2021, le Cabaret prend ses quartiers
Car il fût un temps où, au cœur du village d’Auteuil, existait le Café Bleu, petit cabaret où les villageois et villageoises venaient écouter et danser sur les mélodies des groupes de la région, une sorte de cabaret local.
Au mot cabaret font écho le Moulin Rouge, le Lido, le Crazy Horse !… Leurs lumières, leurs revues musicales et leurs tables garnies de coupes de champagne.
Pourtant à ses origines, le cabaret ou cabret - terme d’origine picarde -, signifie « petite chambre » et c’est cette forme de spectacle que La Chambre Verte va explorer : le cabaret intime, le cabaret de poche, celui du spectacle de proximité, insolite, avec des propositions autour de la danse, du jonglage, des mots ou du chant.
Ainsi, le temps d’un week-end, le village se transforme en une grande scène artistique vivante.
Pour l’occasion l’artiste Géraldine Longueville fidèle à ses recherches, remplace le champagne habituel des cabarets par de l’eau fraîche issue du cours d’eau, la Serpentine, de 3,42 km qui prend sa source dans la commune de Berneuil en Bray et passe par Auteuil. L’eau de la région sera à disposition. Dans une grotte, dans un champ, une grange, un salon, ici et là, on découvrira les cabarets de poche imaginés pour l’occasion.
Le duo franco-japonais, Judith Cahen et Masayasu Eguchi "en chanté", avec plusieurs morceaux de chansons, le spectacle de magie rituel de la performeuse Hortense Gaultier, l’atelier participatif, le Moulin vert, de l’inventive Marie-Noelle Romvos accompagnées de l'Ecole d'art du Beauvaisie, les photographies tirées des films de cabarets de François Fontaine sur un fond musical dansant, le duo du Cirque Improbable jongle entre tiges métalliques et paroles chantées, Sonia Henry invente une lecture performée autour du personnage de Joséphine Baker, tandis que la Compagnie iDemestri Lefeuvre explore le corps paysage emballé dans un tissu insolite et le petit étang accueille une proposition du collectif Les Mouillettes, un cabaret miniature sur l'eau.
Des portraits photographiques pris par Sandrine Laquittant envahissent le village, spectateurs immobiles, travail du portrait au long court accompagné par les Portraits sensibles d'Après photo - courtes biographies imaginaires - de l'artiste Christine Courtis.
Les tricoteuses d'Auteuil, Leslundistricottent, poursuivent leur tricot urbain et se sont attelées cette année aux bancs du jardin du presbytère.
La soirée se termine par le concert de l’intrigante Joséphine Barrée, chant, violoncelle et guitare, la scène est ouverte vous pouvez venir y danser.

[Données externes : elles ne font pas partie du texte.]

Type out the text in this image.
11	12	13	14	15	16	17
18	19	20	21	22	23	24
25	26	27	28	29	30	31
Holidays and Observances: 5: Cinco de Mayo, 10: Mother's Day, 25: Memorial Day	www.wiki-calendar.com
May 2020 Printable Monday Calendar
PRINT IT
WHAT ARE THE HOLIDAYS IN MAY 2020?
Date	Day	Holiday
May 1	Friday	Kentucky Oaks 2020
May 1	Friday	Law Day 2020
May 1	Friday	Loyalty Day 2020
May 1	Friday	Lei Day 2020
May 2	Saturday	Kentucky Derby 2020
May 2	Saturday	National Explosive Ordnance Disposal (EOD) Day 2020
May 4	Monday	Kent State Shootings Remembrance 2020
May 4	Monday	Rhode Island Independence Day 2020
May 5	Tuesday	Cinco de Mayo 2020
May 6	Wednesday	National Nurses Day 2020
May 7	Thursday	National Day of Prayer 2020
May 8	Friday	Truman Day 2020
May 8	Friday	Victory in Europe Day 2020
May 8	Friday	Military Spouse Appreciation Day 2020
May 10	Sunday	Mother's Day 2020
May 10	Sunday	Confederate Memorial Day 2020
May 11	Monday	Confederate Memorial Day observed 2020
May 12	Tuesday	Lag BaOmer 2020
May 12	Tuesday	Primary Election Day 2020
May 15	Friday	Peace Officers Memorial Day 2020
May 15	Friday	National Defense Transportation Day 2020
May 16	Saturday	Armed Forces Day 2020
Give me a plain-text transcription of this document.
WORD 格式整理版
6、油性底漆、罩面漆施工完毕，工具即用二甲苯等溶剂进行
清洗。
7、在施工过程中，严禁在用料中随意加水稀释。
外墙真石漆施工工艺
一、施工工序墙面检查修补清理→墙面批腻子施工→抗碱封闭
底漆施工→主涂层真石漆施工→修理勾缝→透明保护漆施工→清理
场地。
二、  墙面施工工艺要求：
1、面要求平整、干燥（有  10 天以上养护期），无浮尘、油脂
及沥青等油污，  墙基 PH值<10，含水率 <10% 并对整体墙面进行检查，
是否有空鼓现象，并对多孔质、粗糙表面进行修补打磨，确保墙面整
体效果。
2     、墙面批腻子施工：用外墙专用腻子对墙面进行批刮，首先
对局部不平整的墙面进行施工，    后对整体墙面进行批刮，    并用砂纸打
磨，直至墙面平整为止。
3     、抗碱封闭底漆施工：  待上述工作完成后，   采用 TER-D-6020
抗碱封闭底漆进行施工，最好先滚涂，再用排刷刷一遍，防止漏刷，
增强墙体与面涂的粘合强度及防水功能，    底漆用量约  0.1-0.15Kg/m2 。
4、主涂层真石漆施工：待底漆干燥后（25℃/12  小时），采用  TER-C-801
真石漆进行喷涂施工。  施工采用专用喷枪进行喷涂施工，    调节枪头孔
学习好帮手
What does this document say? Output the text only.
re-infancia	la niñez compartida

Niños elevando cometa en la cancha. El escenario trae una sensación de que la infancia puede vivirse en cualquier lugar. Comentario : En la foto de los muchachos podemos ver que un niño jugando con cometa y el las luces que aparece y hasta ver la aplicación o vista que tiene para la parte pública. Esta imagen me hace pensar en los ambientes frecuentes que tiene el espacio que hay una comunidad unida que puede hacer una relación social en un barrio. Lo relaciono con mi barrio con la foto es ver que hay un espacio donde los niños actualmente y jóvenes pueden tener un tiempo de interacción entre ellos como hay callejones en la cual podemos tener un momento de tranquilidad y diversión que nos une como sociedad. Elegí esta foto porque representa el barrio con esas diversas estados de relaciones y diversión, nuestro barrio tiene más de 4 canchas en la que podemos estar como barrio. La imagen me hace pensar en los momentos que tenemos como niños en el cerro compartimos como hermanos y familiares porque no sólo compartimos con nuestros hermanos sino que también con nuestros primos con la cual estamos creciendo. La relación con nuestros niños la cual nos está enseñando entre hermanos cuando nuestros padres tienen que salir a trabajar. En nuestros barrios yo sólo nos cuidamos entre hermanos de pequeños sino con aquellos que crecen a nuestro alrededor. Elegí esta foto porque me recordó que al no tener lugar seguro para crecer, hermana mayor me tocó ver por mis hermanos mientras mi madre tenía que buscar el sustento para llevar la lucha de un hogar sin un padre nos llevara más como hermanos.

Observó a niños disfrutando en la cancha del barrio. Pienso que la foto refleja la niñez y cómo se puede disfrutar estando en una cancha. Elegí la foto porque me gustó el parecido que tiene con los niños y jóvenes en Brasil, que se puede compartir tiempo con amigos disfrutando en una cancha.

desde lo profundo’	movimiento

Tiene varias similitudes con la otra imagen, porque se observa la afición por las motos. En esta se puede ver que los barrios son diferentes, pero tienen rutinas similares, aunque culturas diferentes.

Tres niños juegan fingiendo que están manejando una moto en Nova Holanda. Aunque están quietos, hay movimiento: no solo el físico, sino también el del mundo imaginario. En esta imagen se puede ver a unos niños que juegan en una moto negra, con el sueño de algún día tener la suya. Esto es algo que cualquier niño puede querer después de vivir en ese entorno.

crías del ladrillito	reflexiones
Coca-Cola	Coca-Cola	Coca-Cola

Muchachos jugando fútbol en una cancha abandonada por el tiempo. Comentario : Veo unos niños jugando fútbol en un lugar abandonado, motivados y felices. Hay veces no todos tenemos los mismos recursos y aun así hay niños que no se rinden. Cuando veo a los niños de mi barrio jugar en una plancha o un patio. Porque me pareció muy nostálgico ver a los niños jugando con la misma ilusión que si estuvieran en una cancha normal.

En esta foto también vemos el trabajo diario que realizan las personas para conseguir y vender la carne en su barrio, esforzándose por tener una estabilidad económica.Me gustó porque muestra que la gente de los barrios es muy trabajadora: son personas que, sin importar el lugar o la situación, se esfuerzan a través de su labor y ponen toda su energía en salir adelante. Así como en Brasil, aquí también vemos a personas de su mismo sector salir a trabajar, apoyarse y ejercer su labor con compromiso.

Pour nous accompagner dans cette démarche éco-citoyenne, nous nous sommes rapprochés pour la première fois cette année de Citeo, une entreprise à mission créée par les entreprises du secteur de la grande consommation et de la distribution pour réduire l’impact environnemental de leurs emballages et papiers, en leur proposant des solutions de réduction, de réemploi, de tri et de recyclage. Ainsi, Citeo, qui soutient le festival dans son ensemble, rendra possible la mise en place du tri sur le festival et proposera dans le cadre de son « cabaret vert » une sensibilisation ludique et pédagogique autour du tri des emballages et des déchets.
A 15 minutes de Beauvais et à 45 minutes de la Gare du Nord jusqu’à la gare de Saint-Sulpice, où une navette attendra le public pour le conduire, en musique, jusqu’au village et le ramènera à la gare le soir.
Un foodtruck local proposera tout au long de la journée, boissons, plats et douceurs sur la place du village, autour de grandes tables en bois avec nappes et bouquets locaux, propices à la rencontre et aux échanges.